Los mecanismos de rendición de cuentas son ineficaces, en particular en los casos de investigaciones por excesiva violencia policial en las que están implicados oficiales de rango superior. Las violaciones de los derechos humanos son de hecho tan frecuentes que la PNC es la institución que motiva más denuncias ante el Defensor del Pueblo. Los abusos incluyen maltratos durante la detención y captura, redadas y arresto, pero también detenciones arbitrarias prolongadas, torturas, homicidios y asesinatos por encargo. La corrupción y la brutalidad manchan la reputación de la policía y erosionan muy severamente la confianza ciudadana en la institución.
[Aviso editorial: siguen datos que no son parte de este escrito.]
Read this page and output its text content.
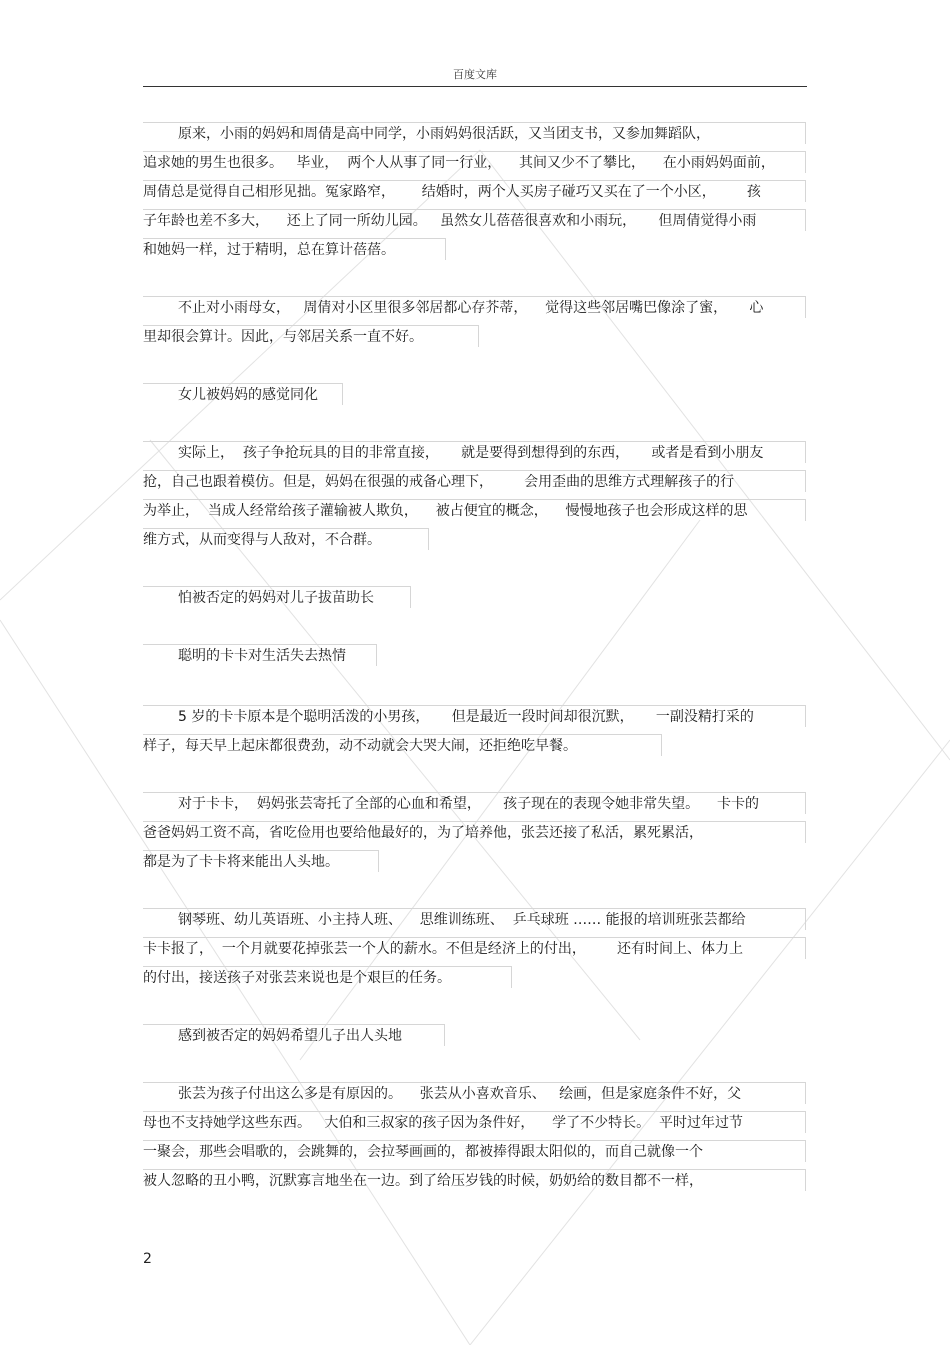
百度文库
原来，小雨的妈妈和周倩是高中同学，小雨妈妈很活跃，又当团支书，又参加舞蹈队，
追求她的男生也很多。   毕业，  两个人从事了同一行业，    其间又少不了攀比，    在小雨妈妈面前，
周倩总是觉得自己相形见拙。冤家路窄，      结婚时，两个人买房子碰巧又买在了一个小区，       孩
子年龄也差不多大，    还上了同一所幼儿园。   虽然女儿蓓蓓很喜欢和小雨玩，     但周倩觉得小雨
和她妈一样，过于精明，总在算计蓓蓓。
不止对小雨母女，   周倩对小区里很多邻居都心存芥蒂，    觉得这些邻居嘴巴像涂了蜜，     心
里却很会算计。因此，与邻居关系一直不好。
女儿被妈妈的感觉同化
实际上，  孩子争抢玩具的目的非常直接，     就是要得到想得到的东西，     或者是看到小朋友
抢，自己也跟着模仿。但是，妈妈在很强的戒备心理下，       会用歪曲的思维方式理解孩子的行
为举止，  当成人经常给孩子灌输被人欺负，    被占便宜的概念，    慢慢地孩子也会形成这样的思
维方式，从而变得与人敌对，不合群。
怕被否定的妈妈对儿子拔苗助长
聪明的卡卡对生活失去热情
5 岁的卡卡原本是个聪明活泼的小男孩，     但是最近一段时间却很沉默，     一副没精打采的
样子，每天早上起床都很费劲，动不动就会大哭大闹，还拒绝吃早餐。
对于卡卡，  妈妈张芸寄托了全部的心血和希望，     孩子现在的表现令她非常失望。    卡卡的
爸爸妈妈工资不高，省吃俭用也要给他最好的，为了培养他，张芸还接了私活，累死累活，
都是为了卡卡将来能出人头地。
钢琴班、幼儿英语班、小主持人班、    思维训练班、  乒乓球班 …… 能报的培训班张芸都给
卡卡报了，  一个月就要花掉张芸一个人的薪水。不但是经济上的付出，       还有时间上、体力上
的付出，接送孩子对张芸来说也是个艰巨的任务。
感到被否定的妈妈希望儿子出人头地
张芸为孩子付出这么多是有原因的。    张芸从小喜欢音乐、   绘画，但是家庭条件不好，父
母也不支持她学这些东西。   大伯和三叔家的孩子因为条件好，    学了不少特长。  平时过年过节
一聚会，那些会唱歌的，会跳舞的，会拉琴画画的，都被捧得跟太阳似的，而自己就像一个
被人忽略的丑小鸭，沉默寡言地坐在一边。到了给压岁钱的时候，奶奶给的数目都不一样，
2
Las cuentas de redes sociales administradas por agentes a título personal ofrecen algunas pistas de cómo perciben ellos su situación y el desafío de reducir la inseguridad en El Salvador. La policía se siente desmoralizada por las difíciles condiciones de trabajo, indignada por los privilegios de sus superiores, bajo presión por conseguir resultados y vulnerable ante los ataques de las pandillas. A pesar de sus recursos limitados, intentan hacer su trabajo lo mejor que pueden, incluso llegando al extremo de matar a presuntos pandilleros. Su actividad en las redes sociales revela cómo los agentes localizan a sus víctimas y celebran sus muertes y ofrece imágenes de los resultados de esas "batallas victoriosas" acompañadas de comentarios que utilizan un lenguaje deshumanizador ("ratas", "terroristas", "parásitos"). Los agentes expresan su insatisfacción ante un sistema judicial laxo, que permite que los perpetradores salgan libres. Se sienten además menospreciados a pesar de sus heroicos esfuerzos e injustamente criticados por los defensores de los derechos humanos.

Si consideramos la existencia de un descontento generalizado con la violencia crónica en el país, de expectativas de soluciones rápidas, así como de un apoyo tanto social como político para el exterminio social, es poco probable que este ciclo de carnicería en El Salvador vaya a terminar pronto.